An OS’s network stack offers high-level features that are easier to work with than dealing with hardware directly. If the developer uses TCP they don’t have to worry about things like bit errors due to electrical interference, packet loss, and so on. But these APIs aren’t as friendly as they might appear. One way they can trip up newer engineers is the way they buffer data.

Diagram of TCP buffering

Many people think that when you call send() it finishes with dispatching the data. The reality is multiple send calls may be joined together and arrive as one big blob. Theoretically, if you wanted to send data with TCP each byte of the message might be transmitted as an individual packet. And what about recv()? The OS also buffers received data. So you might ask for as much data as you like but if it doesn’t exist or isn’t optimal to send it – you’re not going to get it.

Warning

TCP data arrives in any number of pieces! TCP buffers send and recv calls.
So there is no way to know when data is sent.
This is what it means for TCP to be ‘stream orientated.’

Protocol design

Now, think about writing a TCP web server that properly respects how TCP works. It ‘knows’ what a full HTTP request looks like because the request either ends with ‘rnrn’ OR the client indicates they’re done sending. The server will get some data from the client, look to see if it has a full request to process, otherwise, it will keep checking until it does. That would be a simple, delimiter-orientated protocol using markers to signify where messages start and stop.

There are other ways to design protocols though. You could start with a fixed header of known length. The header would then describe the length and what kind of data is to follow. STUN uses this approach for messages because the messages may contain attributes. For example: a STUN message may contain attributes like the version and relay address.

Warning

TCP callbacks in P2PD may contain partial or buffered data!

What about UDP?

UDP is another way to transfer data. UDP doesn’t have the delivery guarantees of TCP but it does have a feature that makes it less annoying: no buffering. What this means is receivers for UDP data will receive messages exactly as they were sent. Of course, data may be split up by the networking stack but these details will be hidden so as to simulate unbroken messages.

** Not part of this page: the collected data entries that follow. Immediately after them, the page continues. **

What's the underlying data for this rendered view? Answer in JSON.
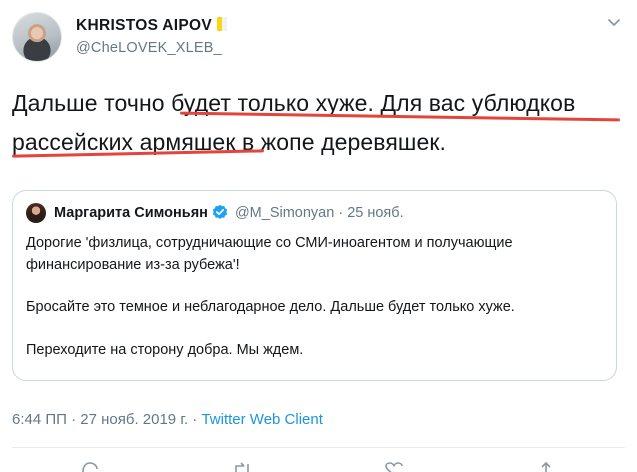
{
  "user": {
    "display_name": "KHRISTOS AIPOV",
    "handle": "@CheLOVEK_XLEB_"
  },
  "tweet": {
    "text_line1": "Дальше точно будет только хуже. Для вас ублюдков",
    "text_line2": "рассейских армяшек в жопе деревяшек."
  },
  "quoted": {
    "name": "Маргарита Симоньян",
    "handle": "@M_Simonyan",
    "dot": "·",
    "date": "25 нояб.",
    "paragraphs": [
      "Дорогие 'физлица, сотрудничающие со СМИ-иноагентом и получающие финансирование из-за рубежа'!",
      "Бросайте это темное и неблагодарное дело. Дальше будет только хуже.",
      "Переходите на сторону добра. Мы ждем."
    ]
  },
  "meta": {
    "time_date": "6:44 ПП · 27 нояб. 2019 г. ·",
    "client": "Twitter Web Client"
  },
  "colors": {
    "accent": "#1b95e0",
    "annotation": "#e4453a",
    "muted": "#657786",
    "border": "#ccd6dd"
  },
  "icons": [
    "caret-down-icon",
    "verified-badge-icon",
    "reply-icon",
    "retweet-icon",
    "like-icon",
    "share-icon"
  ]
}
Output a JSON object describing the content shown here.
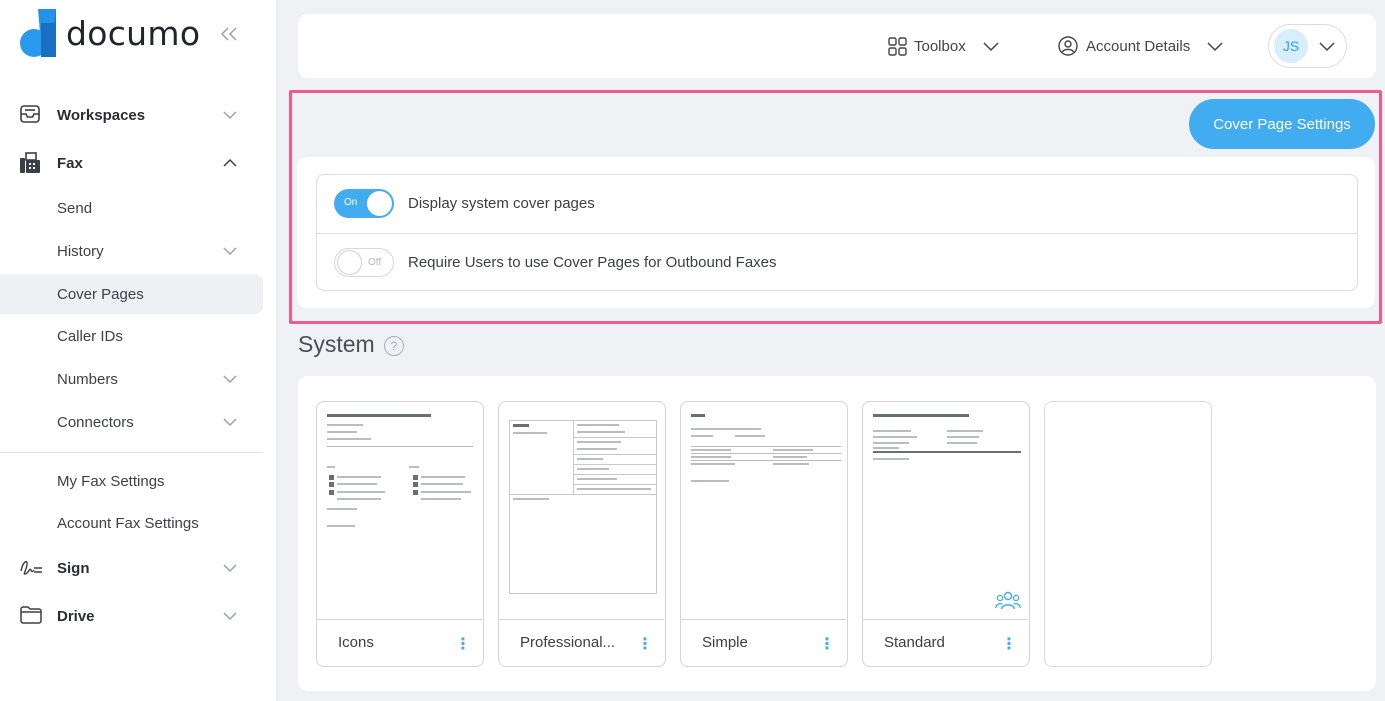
{
  "brand": {
    "name": "documo",
    "accent": "#42acf1",
    "highlight": "#ee5b8c"
  },
  "sidebar": {
    "collapse_icon": "double-chevron-left-icon",
    "items": [
      {
        "label": "Workspaces",
        "icon": "inbox-tray-icon",
        "type": "main",
        "expanded": false
      },
      {
        "label": "Fax",
        "icon": "fax-machine-icon",
        "type": "main",
        "expanded": true
      },
      {
        "label": "Send",
        "type": "sub"
      },
      {
        "label": "History",
        "type": "sub",
        "has_children": true
      },
      {
        "label": "Cover Pages",
        "type": "sub",
        "active": true
      },
      {
        "label": "Caller IDs",
        "type": "sub"
      },
      {
        "label": "Numbers",
        "type": "sub",
        "has_children": true
      },
      {
        "label": "Connectors",
        "type": "sub",
        "has_children": true
      },
      {
        "label": "My Fax Settings",
        "type": "sub"
      },
      {
        "label": "Account Fax Settings",
        "type": "sub"
      },
      {
        "label": "Sign",
        "icon": "signature-icon",
        "type": "main",
        "expanded": false
      },
      {
        "label": "Drive",
        "icon": "folder-icon",
        "type": "main",
        "expanded": false
      }
    ]
  },
  "header": {
    "toolbox_label": "Toolbox",
    "account_label": "Account Details",
    "avatar_initials": "JS"
  },
  "cover_settings": {
    "button_label": "Cover Page Settings",
    "options": [
      {
        "label": "Display system cover pages",
        "state": "On"
      },
      {
        "label": "Require Users to use Cover Pages for Outbound Faxes",
        "state": "Off"
      }
    ]
  },
  "system": {
    "title": "System",
    "help_glyph": "?",
    "templates": [
      {
        "name": "Icons",
        "style": "icons"
      },
      {
        "name": "Professional...",
        "style": "professional"
      },
      {
        "name": "Simple",
        "style": "simple"
      },
      {
        "name": "Standard",
        "style": "standard",
        "badge_icon": "users-group-icon"
      },
      {
        "name": "",
        "style": "blank"
      }
    ],
    "menu_glyph": "⋮"
  }
}
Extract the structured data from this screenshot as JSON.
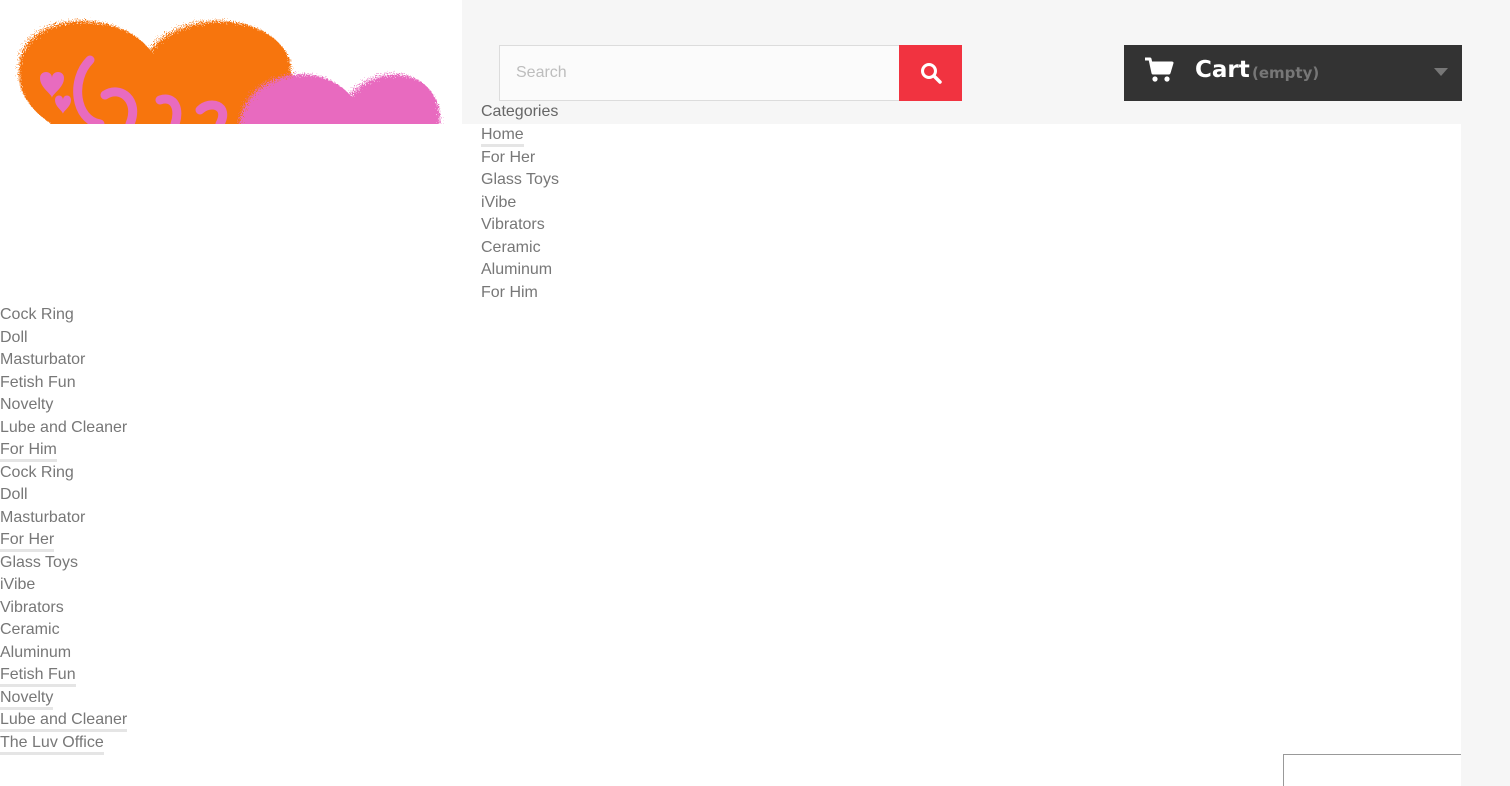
{
  "logo": {
    "alt_text": "Lotsa",
    "colors": {
      "orange": "#f7750e",
      "pink": "#e86bbf"
    }
  },
  "search": {
    "placeholder": "Search",
    "button_icon": "search-icon",
    "button_color": "#f13340"
  },
  "cart": {
    "icon": "shopping-cart-icon",
    "label": "Cart",
    "quantity_text": "(empty)",
    "dropdown_icon": "chevron-down-icon",
    "background": "#333333"
  },
  "menu": {
    "title": "Categories",
    "items": [
      {
        "label": "Home",
        "underline": true
      },
      {
        "label": "For Her",
        "underline": false
      },
      {
        "label": "Glass Toys",
        "underline": false
      },
      {
        "label": "iVibe",
        "underline": false
      },
      {
        "label": "Vibrators",
        "underline": false
      },
      {
        "label": "Ceramic",
        "underline": false
      },
      {
        "label": "Aluminum",
        "underline": false
      },
      {
        "label": "For Him",
        "underline": false
      }
    ]
  },
  "submenu": {
    "items": [
      {
        "label": "Cock Ring",
        "underline": false
      },
      {
        "label": "Doll",
        "underline": false
      },
      {
        "label": "Masturbator",
        "underline": false
      },
      {
        "label": "Fetish Fun",
        "underline": false
      },
      {
        "label": "Novelty",
        "underline": false
      },
      {
        "label": "Lube and Cleaner",
        "underline": false
      },
      {
        "label": "For Him",
        "underline": true
      },
      {
        "label": "Cock Ring",
        "underline": false
      },
      {
        "label": "Doll",
        "underline": false
      },
      {
        "label": "Masturbator",
        "underline": false
      },
      {
        "label": "For Her",
        "underline": true
      },
      {
        "label": "Glass Toys",
        "underline": false
      },
      {
        "label": "iVibe",
        "underline": false
      },
      {
        "label": "Vibrators",
        "underline": false
      },
      {
        "label": "Ceramic",
        "underline": false
      },
      {
        "label": "Aluminum",
        "underline": false
      },
      {
        "label": "Fetish Fun",
        "underline": true
      },
      {
        "label": "Novelty",
        "underline": true
      },
      {
        "label": "Lube and Cleaner",
        "underline": true
      },
      {
        "label": "The Luv Office",
        "underline": true
      }
    ]
  }
}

The downside of using UDP is that messages may arrive in any order. Assuming they arrive at all. This is because unlike UDP – a UDP message has no acknowledgement and may be lost in transit. So most clients that work with UDP have a simple loop that sends off packets and checks for a reply. The process can be repeated until it succeeds or times out.

UDP is a very useful protocol and far from obscure. For instance – many of the latest developments in network protocols are being built on UDP. The connectionless nature of UDP allows broken connections to be easily resumed; the lack of buffering reduces latency; and its message-orientated approach makes it easier to use for developers.

Indeed: it seems that what developers really want from a networking API is something that performs logically like UDP but with the ordered delivery guarantees that made TCP famous. So if you want to know what the Internet looks like in the future – look no further than UDP.